I've been closely tracking the spin-laden response of the nuclear power industry to the crisis in Japan over the past couple of days. But it's also worth taking a moment to look back at what the messaging of the industry has been in recent years and why the current situation is so damaging from a public-relations perspective.
There have been two major prongs in the (up-till-now successful) argument for a renewal of nuclear power in the United States, where a new reactor has not been built in the past 30 years: first, that nuclear power plants do not release carbon emissions that cause climate change; and second, that nuclear power generation is completely safe.
It's the latter concept that is currently taking a battering, with authorities in Japan -- where 200,000 people have already been evacuated, three explosions have occurred, and dozens of workers have been exposed to radiation -- laboring to prevent full meltdowns at multiple reactors.
The dual message of the industry is neatly encapsulated in the name of a prominent pro-nuclear group, the Clean and Safe Energy Coalition (CASEnergy Coalition for short).

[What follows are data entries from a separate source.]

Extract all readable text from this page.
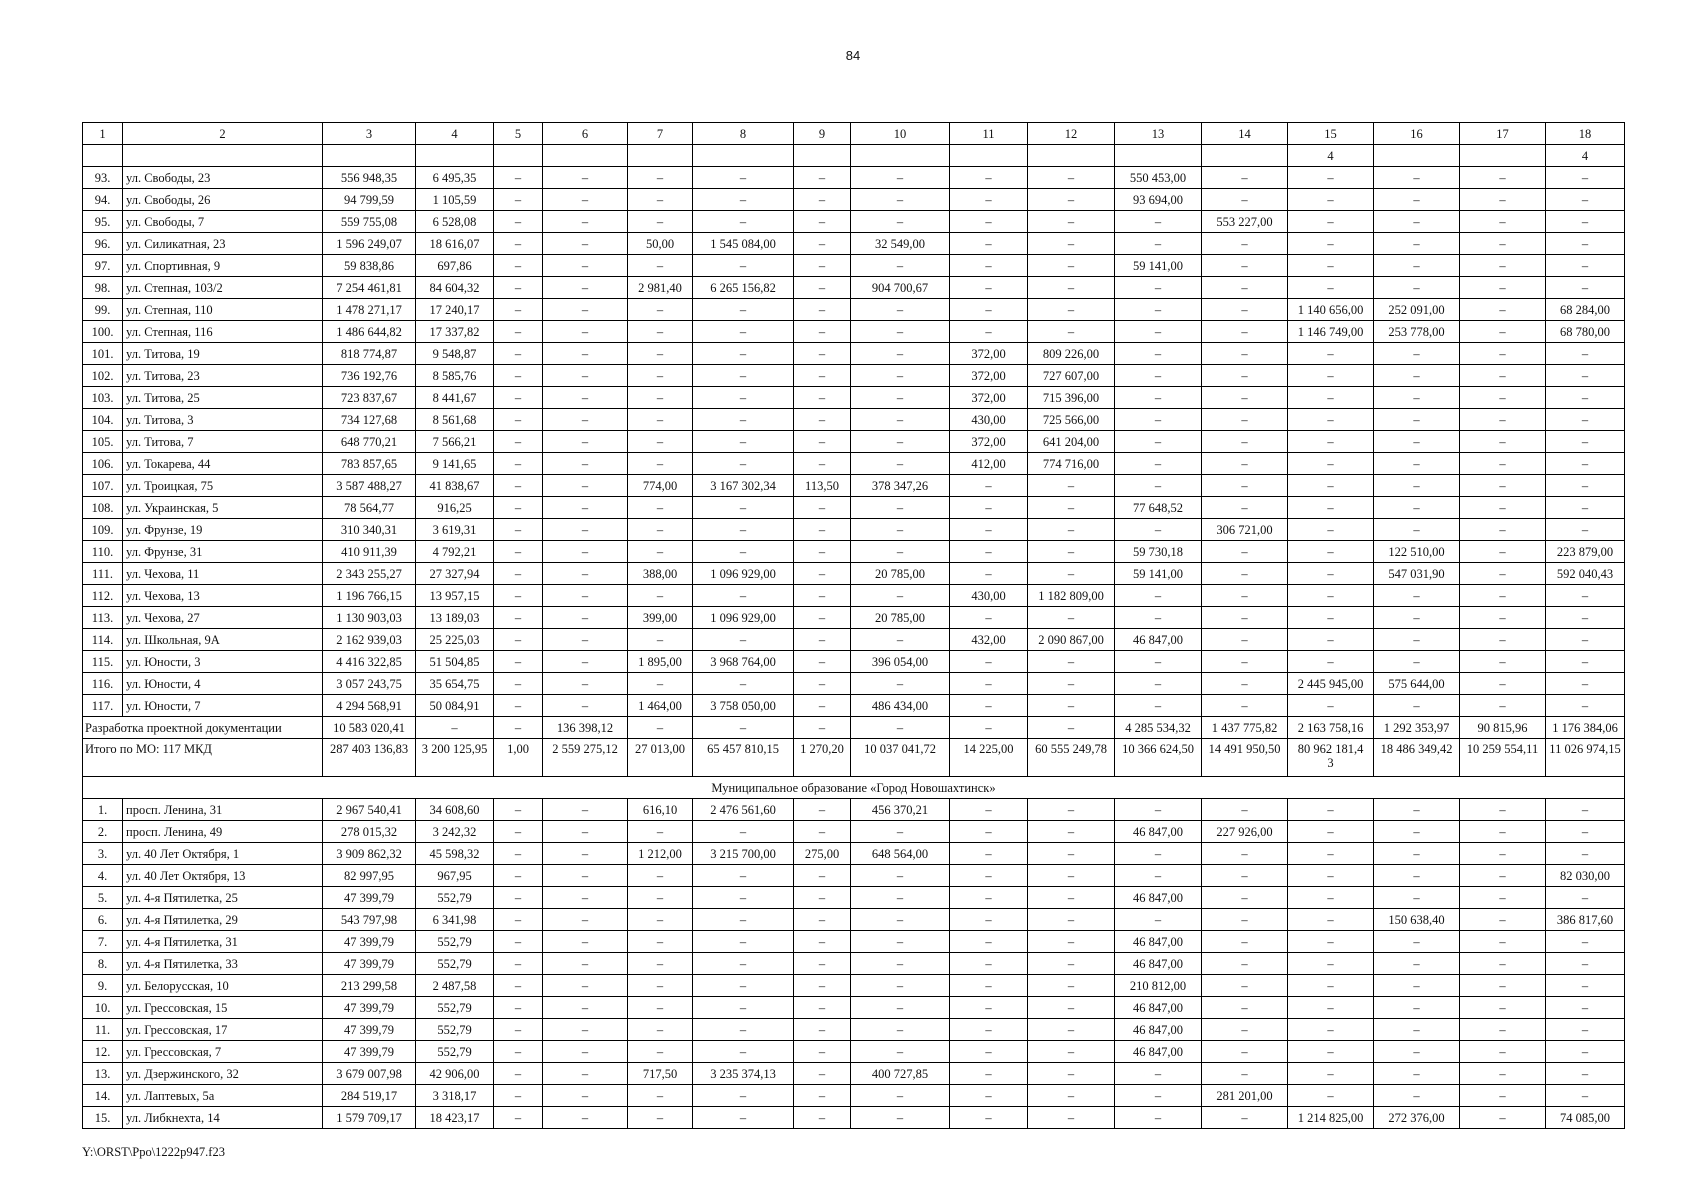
84
1	2	3	4	5	6	7	8	9	10	11	12	13	14	15	16	17	18
														4			4
93.	ул. Свободы, 23	556 948,35	6 495,35	–	–	–	–	–	–	–	–	550 453,00	–	–	–	–	–
94.	ул. Свободы, 26	94 799,59	1 105,59	–	–	–	–	–	–	–	–	93 694,00	–	–	–	–	–
95.	ул. Свободы, 7	559 755,08	6 528,08	–	–	–	–	–	–	–	–	–	553 227,00	–	–	–	–
96.	ул. Силикатная, 23	1 596 249,07	18 616,07	–	–	50,00	1 545 084,00	–	32 549,00	–	–	–	–	–	–	–	–
97.	ул. Спортивная, 9	59 838,86	697,86	–	–	–	–	–	–	–	–	59 141,00	–	–	–	–	–
98.	ул. Степная, 103/2	7 254 461,81	84 604,32	–	–	2 981,40	6 265 156,82	–	904 700,67	–	–	–	–	–	–	–	–
99.	ул. Степная, 110	1 478 271,17	17 240,17	–	–	–	–	–	–	–	–	–	–	1 140 656,00	252 091,00	–	68 284,00
100.	ул. Степная, 116	1 486 644,82	17 337,82	–	–	–	–	–	–	–	–	–	–	1 146 749,00	253 778,00	–	68 780,00
101.	ул. Титова, 19	818 774,87	9 548,87	–	–	–	–	–	–	372,00	809 226,00	–	–	–	–	–	–
102.	ул. Титова, 23	736 192,76	8 585,76	–	–	–	–	–	–	372,00	727 607,00	–	–	–	–	–	–
103.	ул. Титова, 25	723 837,67	8 441,67	–	–	–	–	–	–	372,00	715 396,00	–	–	–	–	–	–
104.	ул. Титова, 3	734 127,68	8 561,68	–	–	–	–	–	–	430,00	725 566,00	–	–	–	–	–	–
105.	ул. Титова, 7	648 770,21	7 566,21	–	–	–	–	–	–	372,00	641 204,00	–	–	–	–	–	–
106.	ул. Токарева, 44	783 857,65	9 141,65	–	–	–	–	–	–	412,00	774 716,00	–	–	–	–	–	–
107.	ул. Троицкая, 75	3 587 488,27	41 838,67	–	–	774,00	3 167 302,34	113,50	378 347,26	–	–	–	–	–	–	–	–
108.	ул. Украинская, 5	78 564,77	916,25	–	–	–	–	–	–	–	–	77 648,52	–	–	–	–	–
109.	ул. Фрунзе, 19	310 340,31	3 619,31	–	–	–	–	–	–	–	–	–	306 721,00	–	–	–	–
110.	ул. Фрунзе, 31	410 911,39	4 792,21	–	–	–	–	–	–	–	–	59 730,18	–	–	122 510,00	–	223 879,00
111.	ул. Чехова, 11	2 343 255,27	27 327,94	–	–	388,00	1 096 929,00	–	20 785,00	–	–	59 141,00	–	–	547 031,90	–	592 040,43
112.	ул. Чехова, 13	1 196 766,15	13 957,15	–	–	–	–	–	–	430,00	1 182 809,00	–	–	–	–	–	–
113.	ул. Чехова, 27	1 130 903,03	13 189,03	–	–	399,00	1 096 929,00	–	20 785,00	–	–	–	–	–	–	–	–
114.	ул. Школьная, 9А	2 162 939,03	25 225,03	–	–	–	–	–	–	432,00	2 090 867,00	46 847,00	–	–	–	–	–
115.	ул. Юности, 3	4 416 322,85	51 504,85	–	–	1 895,00	3 968 764,00	–	396 054,00	–	–	–	–	–	–	–	–
116.	ул. Юности, 4	3 057 243,75	35 654,75	–	–	–	–	–	–	–	–	–	–	2 445 945,00	575 644,00	–	–
117.	ул. Юности, 7	4 294 568,91	50 084,91	–	–	1 464,00	3 758 050,00	–	486 434,00	–	–	–	–	–	–	–	–
Разработка проектной документации		10 583 020,41	–	–	136 398,12	–	–	–	–	–	–	4 285 534,32	1 437 775,82	2 163 758,16	1 292 353,97	90 815,96	1 176 384,06
Итого по МО: 117 МКД		287 403 136,83	3 200 125,95	1,00	2 559 275,12	27 013,00	65 457 810,15	1 270,20	10 037 041,72	14 225,00	60 555 249,78	10 366 624,50	14 491 950,50	80 962 181,43	18 486 349,42	10 259 554,11	11 026 974,15
Муниципальное образование «Город Новошахтинск»																	
1.	просп. Ленина, 31	2 967 540,41	34 608,60	–	–	616,10	2 476 561,60	–	456 370,21	–	–	–	–	–	–	–	–
2.	просп. Ленина, 49	278 015,32	3 242,32	–	–	–	–	–	–	–	–	46 847,00	227 926,00	–	–	–	–
3.	ул. 40 Лет Октября, 1	3 909 862,32	45 598,32	–	–	1 212,00	3 215 700,00	275,00	648 564,00	–	–	–	–	–	–	–	–
4.	ул. 40 Лет Октября, 13	82 997,95	967,95	–	–	–	–	–	–	–	–	–	–	–	–	–	82 030,00
5.	ул. 4-я Пятилетка, 25	47 399,79	552,79	–	–	–	–	–	–	–	–	46 847,00	–	–	–	–	–
6.	ул. 4-я Пятилетка, 29	543 797,98	6 341,98	–	–	–	–	–	–	–	–	–	–	–	150 638,40	–	386 817,60
7.	ул. 4-я Пятилетка, 31	47 399,79	552,79	–	–	–	–	–	–	–	–	46 847,00	–	–	–	–	–
8.	ул. 4-я Пятилетка, 33	47 399,79	552,79	–	–	–	–	–	–	–	–	46 847,00	–	–	–	–	–
9.	ул. Белорусская, 10	213 299,58	2 487,58	–	–	–	–	–	–	–	–	210 812,00	–	–	–	–	–
10.	ул. Грессовская, 15	47 399,79	552,79	–	–	–	–	–	–	–	–	46 847,00	–	–	–	–	–
11.	ул. Грессовская, 17	47 399,79	552,79	–	–	–	–	–	–	–	–	46 847,00	–	–	–	–	–
12.	ул. Грессовская, 7	47 399,79	552,79	–	–	–	–	–	–	–	–	46 847,00	–	–	–	–	–
13.	ул. Дзержинского, 32	3 679 007,98	42 906,00	–	–	717,50	3 235 374,13	–	400 727,85	–	–	–	–	–	–	–	–
14.	ул. Лаптевых, 5а	284 519,17	3 318,17	–	–	–	–	–	–	–	–	–	281 201,00	–	–	–	–
15.	ул. Либкнехта, 14	1 579 709,17	18 423,17	–	–	–	–	–	–	–	–	–	–	1 214 825,00	272 376,00	–	74 085,00
Y:\ORST\Ppo\1222p947.f23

Chaired by former EPA administrator Christine Todd Whitman and Greenpeace founder-turned-nuclear evangelist Patrick Moore, the group launched in 2006 with an event at which Whitman bemoaned the fact that people "still think in terms of Bhopal and Chernobyl." In a typical Op-Ed she wrote for the group last year, Whitman used the word "safety" five times in one paragraph:
The concern for safety is critical, but the good news is that preventive safety work is already being done every day at our nation’s reactors. In fact, the United States nuclear energy industry has accumulated an outstanding safety record since the days of the Three Mile Island accident in 1979. Worker safety in nuclear plants stands above any other American industrial sector, as measured by lost-time accidents. The nuclear power industry has devoted significant resources to continuously improving the safety and reliability of our nuclear power facilities against all manner of potential risks and threats with the result that, for more than 30 years, nuclear plants have delivered about 20 percent of America’s electrical power safely and securely, without major incident.

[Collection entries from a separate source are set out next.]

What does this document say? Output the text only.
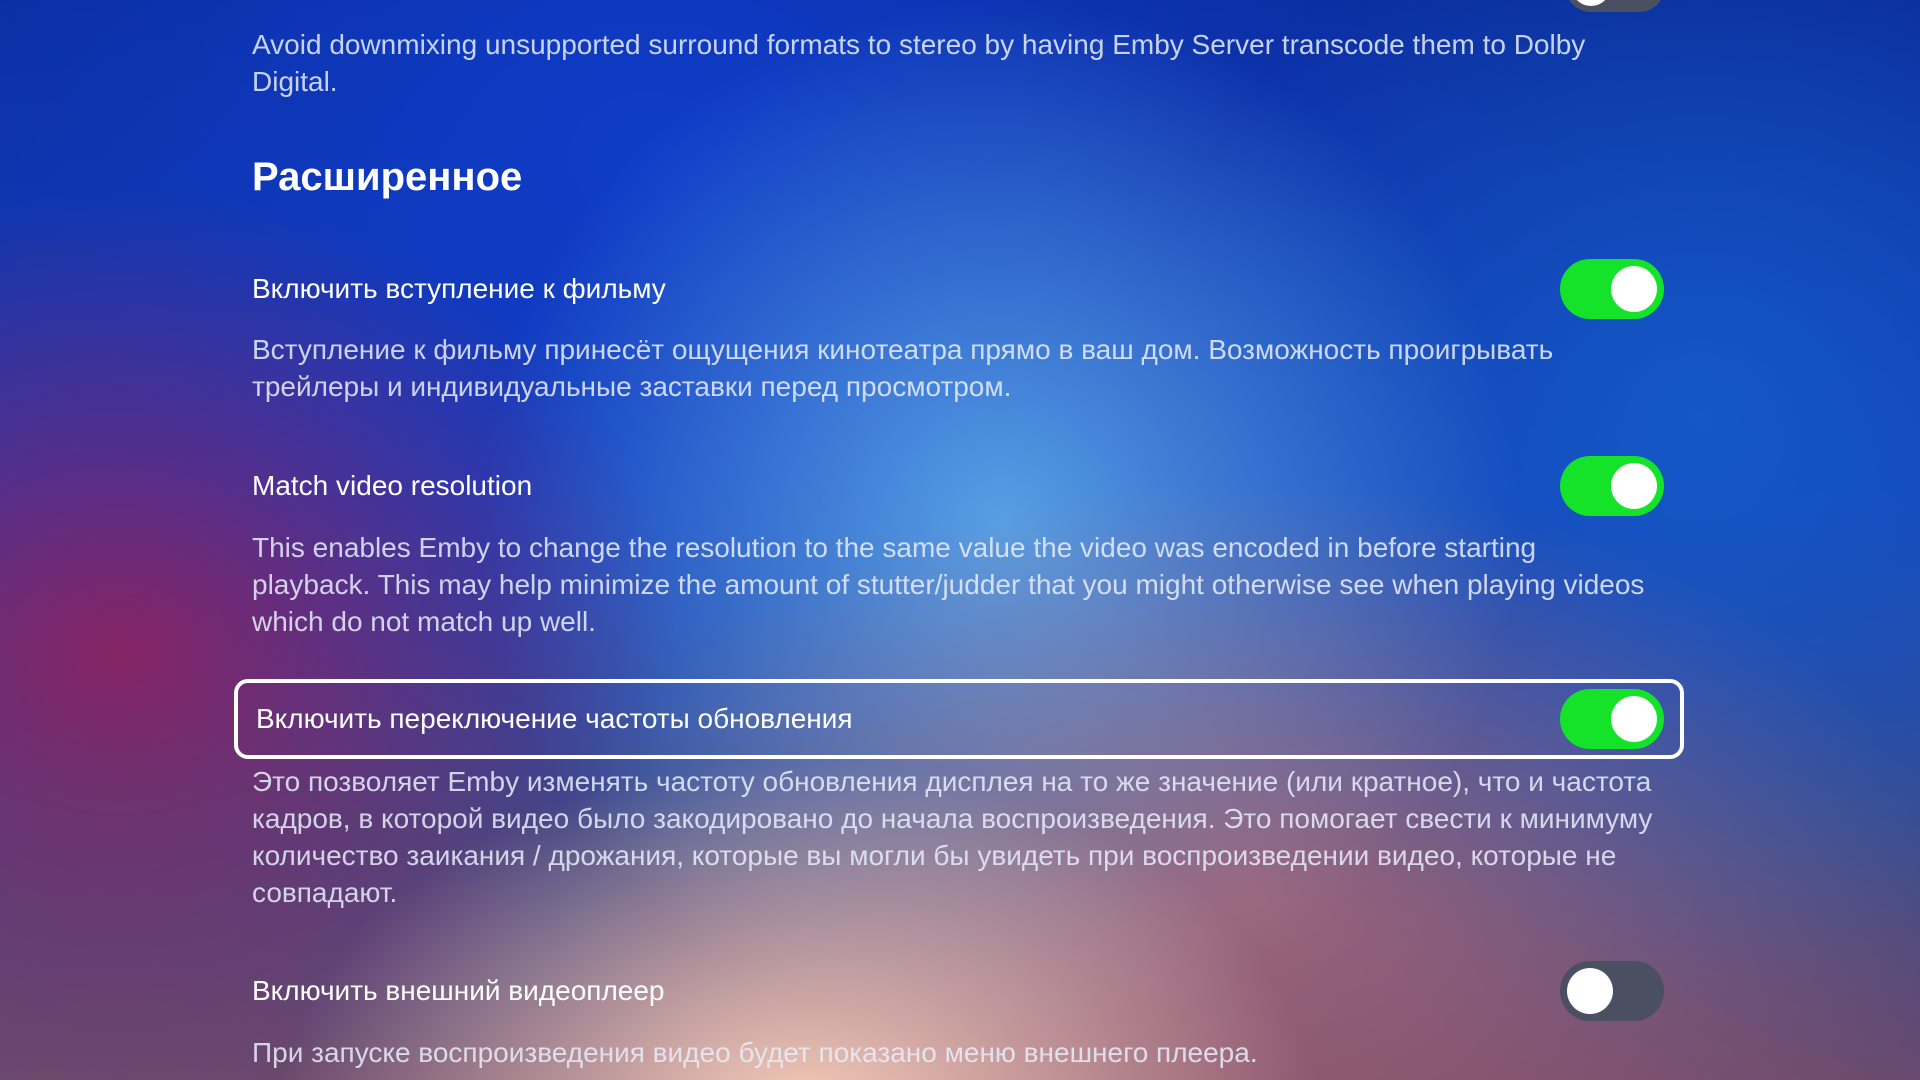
Avoid downmixing unsupported surround formats to stereo by having Emby Server transcode them to Dolby Digital.
Расширенное
Включить вступление к фильму
Вступление к фильму принесёт ощущения кинотеатра прямо в ваш дом. Возможность проигрывать трейлеры и индивидуальные заставки перед просмотром.
Match video resolution
This enables Emby to change the resolution to the same value the video was encoded in before starting playback. This may help minimize the amount of stutter/judder that you might otherwise see when playing videos which do not match up well.
Включить переключение частоты обновления
Это позволяет Emby изменять частоту обновления дисплея на то же значение (или кратное), что и частота кадров, в которой видео было закодировано до начала воспроизведения. Это помогает свести к минимуму количество заикания / дрожания, которые вы могли бы увидеть при воспроизведении видео, которые не совпадают.
Включить внешний видеоплеер
При запуске воспроизведения видео будет показано меню внешнего плеера.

The industry has been nothing if not consistent in its messaging. Moore, the co-chair of CASEnergy, in 2009 asserted, "Nuclear is one of the safest industries that's ever been invented by human beings."

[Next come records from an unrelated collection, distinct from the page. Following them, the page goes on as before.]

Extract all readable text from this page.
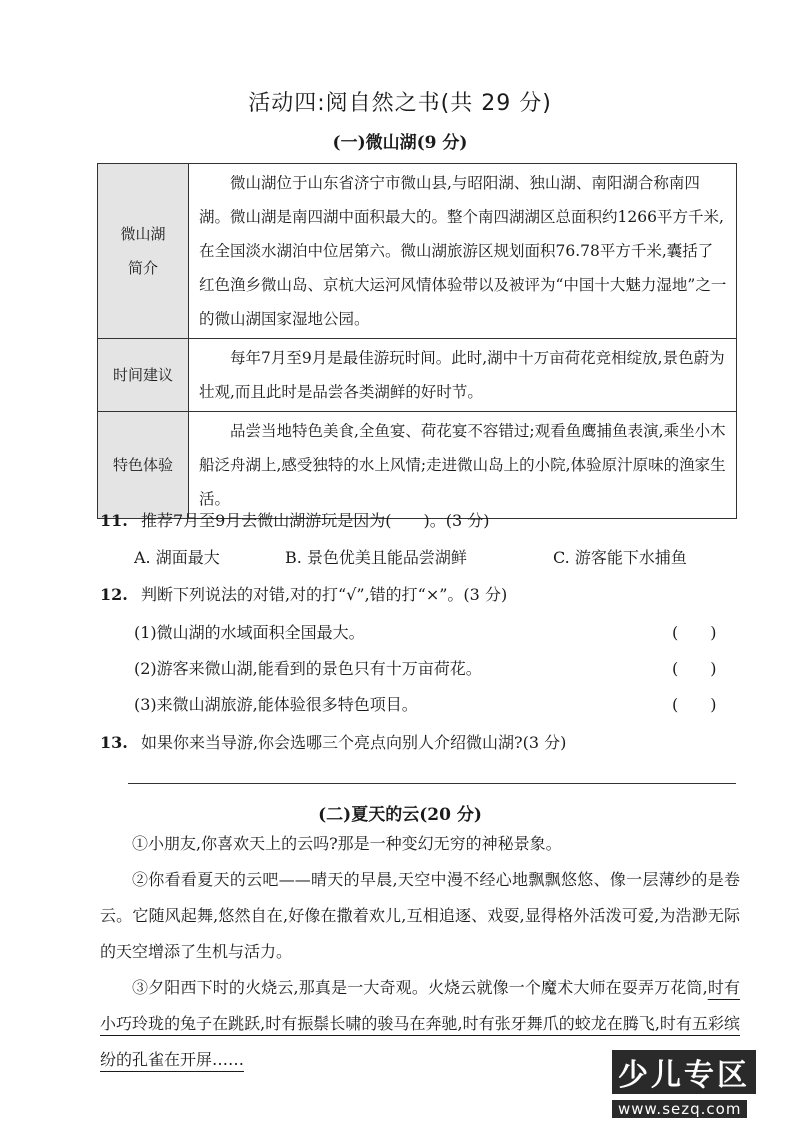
活动四:阅自然之书(共 29 分)
(一)微山湖(9 分)
微山湖
简介	微山湖位于山东省济宁市微山县,与昭阳湖、独山湖、南阳湖合称南四湖。微山湖是南四湖中面积最大的。整个南四湖湖区总面积约1266平方千米,在全国淡水湖泊中位居第六。微山湖旅游区规划面积76.78平方千米,囊括了红色渔乡微山岛、京杭大运河风情体验带以及被评为“中国十大魅力湿地”之一的微山湖国家湿地公园。
时间建议	每年7月至9月是最佳游玩时间。此时,湖中十万亩荷花竞相绽放,景色蔚为壮观,而且此时是品尝各类湖鲜的好时节。
特色体验	品尝当地特色美食,全鱼宴、荷花宴不容错过;观看鱼鹰捕鱼表演,乘坐小木船泛舟湖上,感受独特的水上风情;走进微山岛上的小院,体验原汁原味的渔家生活。
11. 推荐7月至9月去微山湖游玩是因为(　　)。(3 分)
A. 湖面最大	B. 景色优美且能品尝湖鲜	C. 游客能下水捕鱼
12. 判断下列说法的对错,对的打“√”,错的打“×”。(3 分)
(1)微山湖的水域面积全国最大。	(　　)
(2)游客来微山湖,能看到的景色只有十万亩荷花。	(　　)
(3)来微山湖旅游,能体验很多特色项目。	(　　)
13. 如果你来当导游,你会选哪三个亮点向别人介绍微山湖?(3 分)
(二)夏天的云(20 分)
①小朋友,你喜欢天上的云吗?那是一种变幻无穷的神秘景象。
②你看看夏天的云吧——晴天的早晨,天空中漫不经心地飘飘悠悠、像一层薄纱的是卷云。它随风起舞,悠然自在,好像在撒着欢儿,互相追逐、戏耍,显得格外活泼可爱,为浩渺无际的天空增添了生机与活力。
③夕阳西下时的火烧云,那真是一大奇观。火烧云就像一个魔术大师在耍弄万花筒,时有小巧玲珑的兔子在跳跃,时有振鬃长啸的骏马在奔驰,时有张牙舞爪的蛟龙在腾飞,时有五彩缤纷的孔雀在开屏……	少儿专区
www.sezq.com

When leading congressional nuclear advocate Rep. Joe Pitts, R-Pa., introduced a bill in 2009 to fast-track the regulatory process for approving new reactors, he called it the "Streamline America's Future Energy (SAFE) Nuclear Act."
And President Obama, the most powerful nuclear advocate in the country, has repeatedly talked about new "safe and effective" nuclear power plants. As Mother Jones points out, Obama has also cited Japan as a model when it comes to nuclear power.
Obama at this point is sticking to his support for nuclear power. It seems likely that the severity of developments in Japan will go a long way to determining the future credibility of the industry's "safety" message.